There was a striking contrast between the warmth and acceptance of Heather’s family and the thin-lipped conservatism of Michelle’s, who lived in Rockhampton and didn’t attend her wedding in Canada. Her parents didn’t react well to her coming-out, and of her father she writes, ‘I took a lot away from him, including some of the dreams he’d had for me: of a conventional marriage, conventional life’ (137). Meanwhile, her mother’s reaction to her wedding was virtually noncommittal, leading Michelle to understand that, for them, ‘My wedding hadn’t happened. It hadn’t happened at all’ (180). It had been ghosted.
Like Michelle, I was raised in a conservative rural community and my family had difficulty accepting that my brother was gay. ‘Is he one of those?’ my grandmother once asked my cousin’s family. My father’s reaction, ‘I hope he’ll change’, echoes Michelle’s father’s, to whom the possibility of Michelle’s marriage to Heather almost meant the possibility of divorce from her.
A fragment of a conversation with Dad about my brother remains with me – he mentioned how every parent has dreams for their children. To me, a headstrong 22 year old, this was the height of folly: how dare a parent suggest their child live a certain way? Our lives were our own, after all. Later, I realised it’s hard to escape the imprint of your upbringing, and in a rural community the imperative is to get married, breed and not do anything out of the ordinary.
After a few years Dad came around, and Michelle’s parents, too, became more accepting. Her father, in his quiet way, told her he was from a different generation, but that ‘just because you don’t agree with someone, it doesn’t mean that you don’t talk to them ever again. What sort of world would it be if we all did that? You’re my daughter’ (201). I think the pollies would do well to listen to Michelle’s dad.
I was also struck by title of Michelle’s book, Ghost Wife, for it taps into a long history of ghosting lesbians so as to deny their materiality – an attempt which ultimately backfires. In The Apparitional Lesbian, Terry Castle documents how, since the eighteenth century, Western Europe has exorcised the threat of lesbianism by converting it into a phantasm:
Given the threat that sexual love between women inevitably poses to the workings of patriarchal arrangement, it has often been felt necessary to deny the carnal bravada of lesbian existence. The hoary misogynist challenge, ‘But what do lesbians do?’ insinuates as much: This cannot be. There is no place for this (Columbia UP, 1993, p. 30).

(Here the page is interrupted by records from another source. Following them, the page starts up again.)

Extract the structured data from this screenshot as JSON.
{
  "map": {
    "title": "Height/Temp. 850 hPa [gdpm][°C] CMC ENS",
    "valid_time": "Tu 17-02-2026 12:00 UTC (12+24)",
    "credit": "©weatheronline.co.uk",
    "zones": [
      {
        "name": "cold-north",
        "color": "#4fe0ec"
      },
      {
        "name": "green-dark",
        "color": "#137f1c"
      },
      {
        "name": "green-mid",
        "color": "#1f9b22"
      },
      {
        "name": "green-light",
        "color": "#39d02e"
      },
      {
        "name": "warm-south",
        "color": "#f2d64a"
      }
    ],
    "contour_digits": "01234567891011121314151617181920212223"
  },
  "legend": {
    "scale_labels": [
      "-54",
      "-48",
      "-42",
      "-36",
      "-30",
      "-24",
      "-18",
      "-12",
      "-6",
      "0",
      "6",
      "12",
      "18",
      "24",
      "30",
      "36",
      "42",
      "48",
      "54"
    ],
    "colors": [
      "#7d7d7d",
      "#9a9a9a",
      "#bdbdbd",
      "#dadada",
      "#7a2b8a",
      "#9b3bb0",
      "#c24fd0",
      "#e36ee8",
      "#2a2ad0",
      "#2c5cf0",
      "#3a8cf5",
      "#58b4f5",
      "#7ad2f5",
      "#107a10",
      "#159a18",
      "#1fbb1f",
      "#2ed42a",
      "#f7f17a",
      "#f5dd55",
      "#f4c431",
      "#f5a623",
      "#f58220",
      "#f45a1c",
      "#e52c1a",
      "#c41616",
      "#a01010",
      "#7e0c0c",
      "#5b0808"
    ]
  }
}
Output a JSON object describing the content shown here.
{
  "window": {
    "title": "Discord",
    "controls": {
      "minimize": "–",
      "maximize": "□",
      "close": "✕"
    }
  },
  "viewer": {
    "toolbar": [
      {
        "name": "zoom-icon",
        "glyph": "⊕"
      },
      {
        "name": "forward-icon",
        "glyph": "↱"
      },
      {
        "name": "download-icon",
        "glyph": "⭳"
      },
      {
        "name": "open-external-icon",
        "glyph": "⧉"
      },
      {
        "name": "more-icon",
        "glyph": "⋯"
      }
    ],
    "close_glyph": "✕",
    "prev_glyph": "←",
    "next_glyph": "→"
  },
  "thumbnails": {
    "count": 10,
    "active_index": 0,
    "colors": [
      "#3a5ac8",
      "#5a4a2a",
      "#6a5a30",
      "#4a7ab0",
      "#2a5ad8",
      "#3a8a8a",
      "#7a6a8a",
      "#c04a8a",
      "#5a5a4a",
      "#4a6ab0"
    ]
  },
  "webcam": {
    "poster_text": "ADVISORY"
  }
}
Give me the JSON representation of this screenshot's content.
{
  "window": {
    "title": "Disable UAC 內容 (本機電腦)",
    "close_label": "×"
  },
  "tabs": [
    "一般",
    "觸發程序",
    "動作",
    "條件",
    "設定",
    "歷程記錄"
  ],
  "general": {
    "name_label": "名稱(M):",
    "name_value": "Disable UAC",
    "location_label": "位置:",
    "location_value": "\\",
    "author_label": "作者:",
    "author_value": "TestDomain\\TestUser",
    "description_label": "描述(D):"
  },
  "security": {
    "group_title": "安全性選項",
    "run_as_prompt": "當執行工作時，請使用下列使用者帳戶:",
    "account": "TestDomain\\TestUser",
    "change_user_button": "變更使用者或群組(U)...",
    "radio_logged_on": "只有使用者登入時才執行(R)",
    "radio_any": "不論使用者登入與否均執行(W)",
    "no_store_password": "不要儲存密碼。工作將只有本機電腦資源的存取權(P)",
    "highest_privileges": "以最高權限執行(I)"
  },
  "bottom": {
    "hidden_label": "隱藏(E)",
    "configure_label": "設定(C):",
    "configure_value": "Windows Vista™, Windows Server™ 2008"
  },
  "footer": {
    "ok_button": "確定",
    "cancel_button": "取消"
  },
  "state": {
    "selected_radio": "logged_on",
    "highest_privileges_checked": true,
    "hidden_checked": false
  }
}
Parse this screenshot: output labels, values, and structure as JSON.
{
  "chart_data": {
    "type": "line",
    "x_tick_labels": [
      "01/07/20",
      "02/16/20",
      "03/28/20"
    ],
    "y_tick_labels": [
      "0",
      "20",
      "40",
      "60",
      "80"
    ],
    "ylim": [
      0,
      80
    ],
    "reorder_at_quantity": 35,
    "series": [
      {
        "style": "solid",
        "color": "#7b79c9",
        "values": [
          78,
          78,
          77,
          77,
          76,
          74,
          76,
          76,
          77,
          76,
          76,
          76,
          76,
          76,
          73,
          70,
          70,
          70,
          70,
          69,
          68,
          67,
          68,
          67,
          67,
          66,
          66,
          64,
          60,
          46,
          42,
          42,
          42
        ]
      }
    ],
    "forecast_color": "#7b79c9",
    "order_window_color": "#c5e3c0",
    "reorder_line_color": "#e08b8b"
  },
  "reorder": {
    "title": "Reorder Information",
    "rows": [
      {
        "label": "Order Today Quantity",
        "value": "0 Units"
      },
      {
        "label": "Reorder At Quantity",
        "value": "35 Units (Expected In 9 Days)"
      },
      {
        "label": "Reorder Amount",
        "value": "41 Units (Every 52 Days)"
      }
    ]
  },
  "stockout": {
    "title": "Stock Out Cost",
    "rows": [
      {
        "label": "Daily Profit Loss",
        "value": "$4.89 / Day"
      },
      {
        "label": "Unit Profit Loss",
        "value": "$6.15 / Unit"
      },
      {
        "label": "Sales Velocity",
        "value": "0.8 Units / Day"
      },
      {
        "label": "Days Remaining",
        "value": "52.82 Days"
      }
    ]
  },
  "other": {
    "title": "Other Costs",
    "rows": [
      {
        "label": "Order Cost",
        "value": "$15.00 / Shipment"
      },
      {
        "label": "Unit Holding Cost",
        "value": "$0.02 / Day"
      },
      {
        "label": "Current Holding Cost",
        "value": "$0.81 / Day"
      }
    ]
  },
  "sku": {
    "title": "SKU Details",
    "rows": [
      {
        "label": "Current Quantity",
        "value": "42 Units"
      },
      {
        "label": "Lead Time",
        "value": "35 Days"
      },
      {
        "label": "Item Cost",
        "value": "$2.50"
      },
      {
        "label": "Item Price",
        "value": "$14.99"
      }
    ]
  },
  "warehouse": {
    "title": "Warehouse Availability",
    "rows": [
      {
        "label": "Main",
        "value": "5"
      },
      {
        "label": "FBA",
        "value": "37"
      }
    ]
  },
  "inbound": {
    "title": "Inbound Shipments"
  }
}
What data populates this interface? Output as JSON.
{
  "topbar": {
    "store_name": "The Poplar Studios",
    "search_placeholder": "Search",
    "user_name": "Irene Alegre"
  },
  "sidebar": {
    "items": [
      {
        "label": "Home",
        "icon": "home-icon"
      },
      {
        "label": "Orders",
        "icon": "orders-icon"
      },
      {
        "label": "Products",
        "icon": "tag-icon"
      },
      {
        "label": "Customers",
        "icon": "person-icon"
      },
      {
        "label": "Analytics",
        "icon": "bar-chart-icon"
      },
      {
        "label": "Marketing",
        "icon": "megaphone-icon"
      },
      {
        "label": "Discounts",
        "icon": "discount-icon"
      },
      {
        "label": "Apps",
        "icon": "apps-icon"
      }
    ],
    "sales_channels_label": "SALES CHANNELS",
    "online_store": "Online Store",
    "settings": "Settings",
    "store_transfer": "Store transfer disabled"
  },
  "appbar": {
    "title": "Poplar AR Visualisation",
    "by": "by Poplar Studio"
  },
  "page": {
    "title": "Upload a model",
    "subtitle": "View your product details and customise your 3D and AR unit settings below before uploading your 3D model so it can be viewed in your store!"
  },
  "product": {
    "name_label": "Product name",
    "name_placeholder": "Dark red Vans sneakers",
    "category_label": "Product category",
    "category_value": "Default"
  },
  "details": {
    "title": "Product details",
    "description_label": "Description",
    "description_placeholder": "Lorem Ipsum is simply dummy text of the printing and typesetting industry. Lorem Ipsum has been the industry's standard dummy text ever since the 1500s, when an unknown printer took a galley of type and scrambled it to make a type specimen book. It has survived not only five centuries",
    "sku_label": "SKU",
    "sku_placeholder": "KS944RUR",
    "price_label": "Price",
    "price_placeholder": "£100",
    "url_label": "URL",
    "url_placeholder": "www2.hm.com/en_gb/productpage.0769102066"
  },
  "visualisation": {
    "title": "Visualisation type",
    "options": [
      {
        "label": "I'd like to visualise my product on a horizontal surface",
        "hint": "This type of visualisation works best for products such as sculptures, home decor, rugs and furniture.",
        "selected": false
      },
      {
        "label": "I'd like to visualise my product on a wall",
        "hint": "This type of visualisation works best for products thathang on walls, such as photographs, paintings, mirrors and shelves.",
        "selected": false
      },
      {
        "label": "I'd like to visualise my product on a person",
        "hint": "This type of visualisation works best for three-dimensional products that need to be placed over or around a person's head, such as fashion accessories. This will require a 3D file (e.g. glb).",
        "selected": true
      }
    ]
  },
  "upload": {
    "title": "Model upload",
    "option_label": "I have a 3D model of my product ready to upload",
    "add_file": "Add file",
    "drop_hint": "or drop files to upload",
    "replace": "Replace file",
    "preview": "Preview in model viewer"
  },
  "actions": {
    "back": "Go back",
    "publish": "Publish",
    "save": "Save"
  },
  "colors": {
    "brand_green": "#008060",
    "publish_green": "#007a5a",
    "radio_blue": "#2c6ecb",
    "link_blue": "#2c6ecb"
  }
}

If lesbianism is something that cannot exist, it can hardly pose a threat. And yet, Castle continues, ‘one could hardly think of a worse metaphor. For embedded in the ghostly figure, as even its first proponents seemed at times to realise, was inevitably a notion of reembodiment: of uncanny return to the flesh … To become an apparition was also to become endlessly capable of “appearing”. And once there, the spectre, like a living being, was not so easily gotten rid of. It demanded a response.’ (p. 63).
Ghost Wife is one of these responses. As was the rally which Heather and Michelle attended on the night of the award-giving. The more politicians attempt to negate the rights of same-sex couples to marry, the louder the clamour will be. In Ghost Wife, Michelle’s enunciation of injustice rings out with boldness and clarity, and readers will be well-rewarded for listening to it.
Book details: Dicinoski, Michelle. Ghost Wife: A Memoir of Love and Defiance. Collingwood: Black Inc., 2013.
Purchased from Avid Reader.
This is my 2nd review for the 2014 Australian Women Writers Challenge.